O tratamento com saquinavir/ritonavir (OR 3,3; IC95% 0,8-13,3; p = 0,09) e tenofovir/entricitabina (OR 2,2; IC 95%: 0,9-5,6; p = 0,09) mostrou tendência estatística para o risco de DRC definido por TFGe e albuminúria. Esses achados foram confirmados por Mocroft et al., que estudaram o efeito nefrotóxico cumulativo dos principais medicamentos antirretrovirais usados em uma coorte de 23.005 pacientes infectados pelo HIV nos Estados Unidos, Europa e Austrália. Os autores documentaram um aumento no risco de DRC (definido pela TFGe < 60 mL/min) de 14, 20 e 11% para cada ano de exposição apenas a tenofovir, ritonavir/atazanavir e ritonavir/lopinavir, respectivamente. O aumento na incidência de DRC com exposição crônica a esses antirretrovirais durante o seguimento de 6 anos, indica um efeito nefrotóxico cumulativo do tenofovir, ritonavir/atazinovir e ritonavir/lopinavir.32 No entanto, o saquinavir tem se mostrado um medicamento antirretroviral seguro do ponto de vista da nefrotoxicidade, portanto, o risco de DRC da combinação saquinavir/ritonavir observado em nossa população provavelmente se deve ao ritonavir.33
Em relação às fragilidades de nosso trabalho, destaca-se a natureza retrospectiva do estudo, com todas as limitações que isso acarreta na obtenção de informações clínicas, laboratoriais e antirretrovirais. Não foi possível avaliar o efeito da coinfecção com HBV e HCV no modelo de regressão logística, devido ao pequeno número de pacientes coinfectados com esses vírus em nossa população. Também não foi possível avaliar o efeito de outras drogas nefrotóxicas frequentemente utilizadas por pacientes infectados pelo HIV, como trimetoprim/sulfametoxazol, aciclovir, anfotericina B e AINEs.

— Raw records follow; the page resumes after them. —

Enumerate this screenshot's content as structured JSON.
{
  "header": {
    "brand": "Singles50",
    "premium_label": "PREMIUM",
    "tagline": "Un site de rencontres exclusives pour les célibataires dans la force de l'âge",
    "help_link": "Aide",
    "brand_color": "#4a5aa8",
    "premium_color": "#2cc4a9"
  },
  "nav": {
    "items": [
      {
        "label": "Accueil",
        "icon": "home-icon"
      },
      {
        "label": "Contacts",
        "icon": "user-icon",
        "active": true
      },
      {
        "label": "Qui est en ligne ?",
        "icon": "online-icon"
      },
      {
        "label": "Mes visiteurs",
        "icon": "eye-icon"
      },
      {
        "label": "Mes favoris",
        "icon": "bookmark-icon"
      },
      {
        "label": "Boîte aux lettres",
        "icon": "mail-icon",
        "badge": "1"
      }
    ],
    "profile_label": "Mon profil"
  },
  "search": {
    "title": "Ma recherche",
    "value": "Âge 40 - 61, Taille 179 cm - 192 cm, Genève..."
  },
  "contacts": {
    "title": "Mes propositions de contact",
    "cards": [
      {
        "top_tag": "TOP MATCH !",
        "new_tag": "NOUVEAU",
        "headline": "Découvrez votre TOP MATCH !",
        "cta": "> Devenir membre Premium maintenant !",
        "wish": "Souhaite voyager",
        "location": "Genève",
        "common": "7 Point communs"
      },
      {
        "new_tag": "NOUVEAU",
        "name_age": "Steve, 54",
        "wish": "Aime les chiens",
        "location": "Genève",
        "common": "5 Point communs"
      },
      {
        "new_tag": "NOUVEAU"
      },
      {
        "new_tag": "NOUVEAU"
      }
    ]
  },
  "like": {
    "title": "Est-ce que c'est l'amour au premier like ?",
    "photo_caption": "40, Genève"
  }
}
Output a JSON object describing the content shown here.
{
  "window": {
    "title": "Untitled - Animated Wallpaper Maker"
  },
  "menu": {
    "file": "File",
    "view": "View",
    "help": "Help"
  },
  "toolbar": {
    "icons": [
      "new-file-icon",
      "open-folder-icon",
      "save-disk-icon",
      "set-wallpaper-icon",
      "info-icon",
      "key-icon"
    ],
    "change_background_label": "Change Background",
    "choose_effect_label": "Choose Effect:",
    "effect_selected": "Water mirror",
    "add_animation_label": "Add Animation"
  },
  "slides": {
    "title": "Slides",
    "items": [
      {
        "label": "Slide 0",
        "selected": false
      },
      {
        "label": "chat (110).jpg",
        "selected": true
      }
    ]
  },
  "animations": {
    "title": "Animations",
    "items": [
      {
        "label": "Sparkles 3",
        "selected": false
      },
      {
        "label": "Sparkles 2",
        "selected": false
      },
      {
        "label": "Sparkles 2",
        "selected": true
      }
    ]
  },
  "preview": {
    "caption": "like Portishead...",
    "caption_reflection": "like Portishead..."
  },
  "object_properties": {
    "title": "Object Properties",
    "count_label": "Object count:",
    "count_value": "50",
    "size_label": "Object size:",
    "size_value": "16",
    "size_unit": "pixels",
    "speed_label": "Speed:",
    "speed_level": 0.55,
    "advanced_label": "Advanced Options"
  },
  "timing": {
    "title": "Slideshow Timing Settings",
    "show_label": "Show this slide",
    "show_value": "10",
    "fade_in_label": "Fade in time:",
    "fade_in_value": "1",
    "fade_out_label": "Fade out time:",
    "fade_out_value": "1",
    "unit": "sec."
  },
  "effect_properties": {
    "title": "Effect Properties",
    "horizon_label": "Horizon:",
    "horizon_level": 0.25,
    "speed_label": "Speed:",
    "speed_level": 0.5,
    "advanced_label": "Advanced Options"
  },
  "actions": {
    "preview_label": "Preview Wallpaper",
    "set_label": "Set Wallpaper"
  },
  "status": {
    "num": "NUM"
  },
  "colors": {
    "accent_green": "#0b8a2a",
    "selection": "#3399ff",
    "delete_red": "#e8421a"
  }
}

A DRC foi uma complicação frequente nos pacientes mexicanos infectados pelo HIV. A presença de albuminúria, idade, contagem de linfócitos CD4 + e tratamento com abacavir/lamivudina foram os fatores associados à DRC em nossa população. Esses achados confirmam a importância da triagem e detecção precoce da DRC, bem como a identificação e tratamento dos fatores de risco tradicionais e não tradicionais associados à DRC. Isso poderia impedir ou diminuir ainda mais o declínio da função renal e melhorar os desfechos em pacientes infectados pelo HIV.